Street Fight

PBS Premiere: July 5, 2005Check the broadcast schedule »

Filmmaker Statement

Dear Viewer,

I've always been fascinated by elections -- and by election films. Going behind the scenes to watch the strategizing, crisis management, and spin-doctoring, documentaries such as Primary, The War Room, and A Perfect Candidate taught me more about the democratic process than I ever learned in civics class.

Yet all of those documentaries followed national, mass-media elections. In 2001, I became interested in the mayoral election shaping up in Newark, New Jersey, and I began to wonder what it's like behind the scenes of a local, urban race, where high-priced media consultants are replaced by foot soldiers, fighting door-to-door.
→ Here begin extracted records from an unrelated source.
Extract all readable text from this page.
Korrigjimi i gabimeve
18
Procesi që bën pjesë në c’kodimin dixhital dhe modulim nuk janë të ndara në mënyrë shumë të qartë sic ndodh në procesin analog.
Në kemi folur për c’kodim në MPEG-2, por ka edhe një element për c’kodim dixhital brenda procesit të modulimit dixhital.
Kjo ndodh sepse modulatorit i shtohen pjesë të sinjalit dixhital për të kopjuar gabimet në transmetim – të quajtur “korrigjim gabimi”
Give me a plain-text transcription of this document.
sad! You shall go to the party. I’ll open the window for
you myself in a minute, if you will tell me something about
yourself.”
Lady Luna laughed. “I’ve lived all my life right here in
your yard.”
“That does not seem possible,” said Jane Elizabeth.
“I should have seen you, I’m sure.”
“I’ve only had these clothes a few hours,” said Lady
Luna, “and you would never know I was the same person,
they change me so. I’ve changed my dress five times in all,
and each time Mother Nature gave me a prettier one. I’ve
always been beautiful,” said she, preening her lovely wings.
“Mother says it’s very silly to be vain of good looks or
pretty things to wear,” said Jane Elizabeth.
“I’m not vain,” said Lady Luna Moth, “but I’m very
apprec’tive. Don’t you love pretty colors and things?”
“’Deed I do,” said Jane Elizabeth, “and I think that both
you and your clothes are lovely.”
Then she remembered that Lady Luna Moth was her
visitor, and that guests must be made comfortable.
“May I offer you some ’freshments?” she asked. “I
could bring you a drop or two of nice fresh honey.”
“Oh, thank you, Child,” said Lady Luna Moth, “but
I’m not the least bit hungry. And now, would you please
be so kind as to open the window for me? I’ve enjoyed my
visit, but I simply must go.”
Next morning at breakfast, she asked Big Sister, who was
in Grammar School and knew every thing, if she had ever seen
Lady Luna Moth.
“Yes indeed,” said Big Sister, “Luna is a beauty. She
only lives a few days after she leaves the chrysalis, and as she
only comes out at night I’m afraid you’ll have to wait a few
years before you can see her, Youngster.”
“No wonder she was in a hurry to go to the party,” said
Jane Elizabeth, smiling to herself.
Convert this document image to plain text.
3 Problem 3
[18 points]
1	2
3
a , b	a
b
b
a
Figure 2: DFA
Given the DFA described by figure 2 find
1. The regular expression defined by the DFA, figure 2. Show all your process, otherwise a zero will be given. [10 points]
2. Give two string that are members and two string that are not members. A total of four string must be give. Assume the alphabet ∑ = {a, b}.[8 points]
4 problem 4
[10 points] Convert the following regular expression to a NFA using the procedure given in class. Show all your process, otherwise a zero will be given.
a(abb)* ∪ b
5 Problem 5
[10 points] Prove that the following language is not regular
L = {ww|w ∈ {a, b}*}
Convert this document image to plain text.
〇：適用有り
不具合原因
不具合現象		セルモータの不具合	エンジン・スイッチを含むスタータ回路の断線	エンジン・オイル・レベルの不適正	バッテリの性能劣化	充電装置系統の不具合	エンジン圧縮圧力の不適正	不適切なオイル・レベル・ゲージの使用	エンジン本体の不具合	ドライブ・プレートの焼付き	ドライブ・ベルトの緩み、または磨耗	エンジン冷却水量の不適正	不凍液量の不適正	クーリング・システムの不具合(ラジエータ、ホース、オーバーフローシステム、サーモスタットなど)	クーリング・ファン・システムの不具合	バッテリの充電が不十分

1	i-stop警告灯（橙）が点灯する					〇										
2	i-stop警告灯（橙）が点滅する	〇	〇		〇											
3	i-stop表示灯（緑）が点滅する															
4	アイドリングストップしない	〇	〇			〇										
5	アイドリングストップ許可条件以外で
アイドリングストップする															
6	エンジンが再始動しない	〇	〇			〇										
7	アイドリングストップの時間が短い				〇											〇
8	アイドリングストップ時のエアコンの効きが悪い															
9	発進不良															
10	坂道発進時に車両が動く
I had gotten to know Newark ten years earlier, when I'd taken time off from college to set up a literacy project there, and I had fallen in love with the city's unvarnished combination of toughness and warmth. At that time, Mayor Sharpe James had been in his second term, and in 2001, he was going for his fifth. In 32 years, James had never lost a race and was widely considered the most powerful politician in New Jersey -- a king-maker whose support had put governors and US Senators into office.

But there was buzz about his challenger, Cory Booker, whom people were touting as potentially "the first black President of the United States" (a bit much, I thought, to say about a 32-year-old, first-term city councilman.)

Two dynamic and charismatic candidates, from different generations and widely different backgrounds -- what would happen when they got into a ring together? I bought a camera and spent the next five months finding out.

At first, I focused on the many local issues under debate: downtown development, school reform and vouchers, community policing, and housing. But I soon discovered that each of these issues was complex enough to warrant its own film, and that -- as the pollsters were reporting -- ultimately this election would turn less on the question of who had the best housing strategy and more on broader themes: racial authenticity, insider vs. outsider, experience vs. change. (This is not unique to Newark -- most elections are decided by such intangibles.)

Among these, it was the racial issues that seemed most important and universal to me. After spending a day editing the scene in which Newarkers ask whether Booker's academic pedigree (he is a Rhodes Scholar and Yale Law School graduate) makes him "less black," I turned on the TV and saw Barack Obama at the 2004 Democratic Convention attacking "the slander that says a black child with a book is acting white."

Issues of race seem crucial to politics at this moment and to the future of our country, and our racial attitudes are more powerful and complicated than most of us usually admit. I hope Street Fight encourages people to look at those attitudes closely and honestly and to discuss them with one another. I also hope the film will encourage viewers to pay close attention when politicians -- of any ethnicity -- use race as a wedge.

I also hope the film will remind us that America's democratic system can not run on autopilot. A healthy democracy "does not roll in on the wheels of inevitability." It requires vigilance and active participation -- from our media and from our citizens.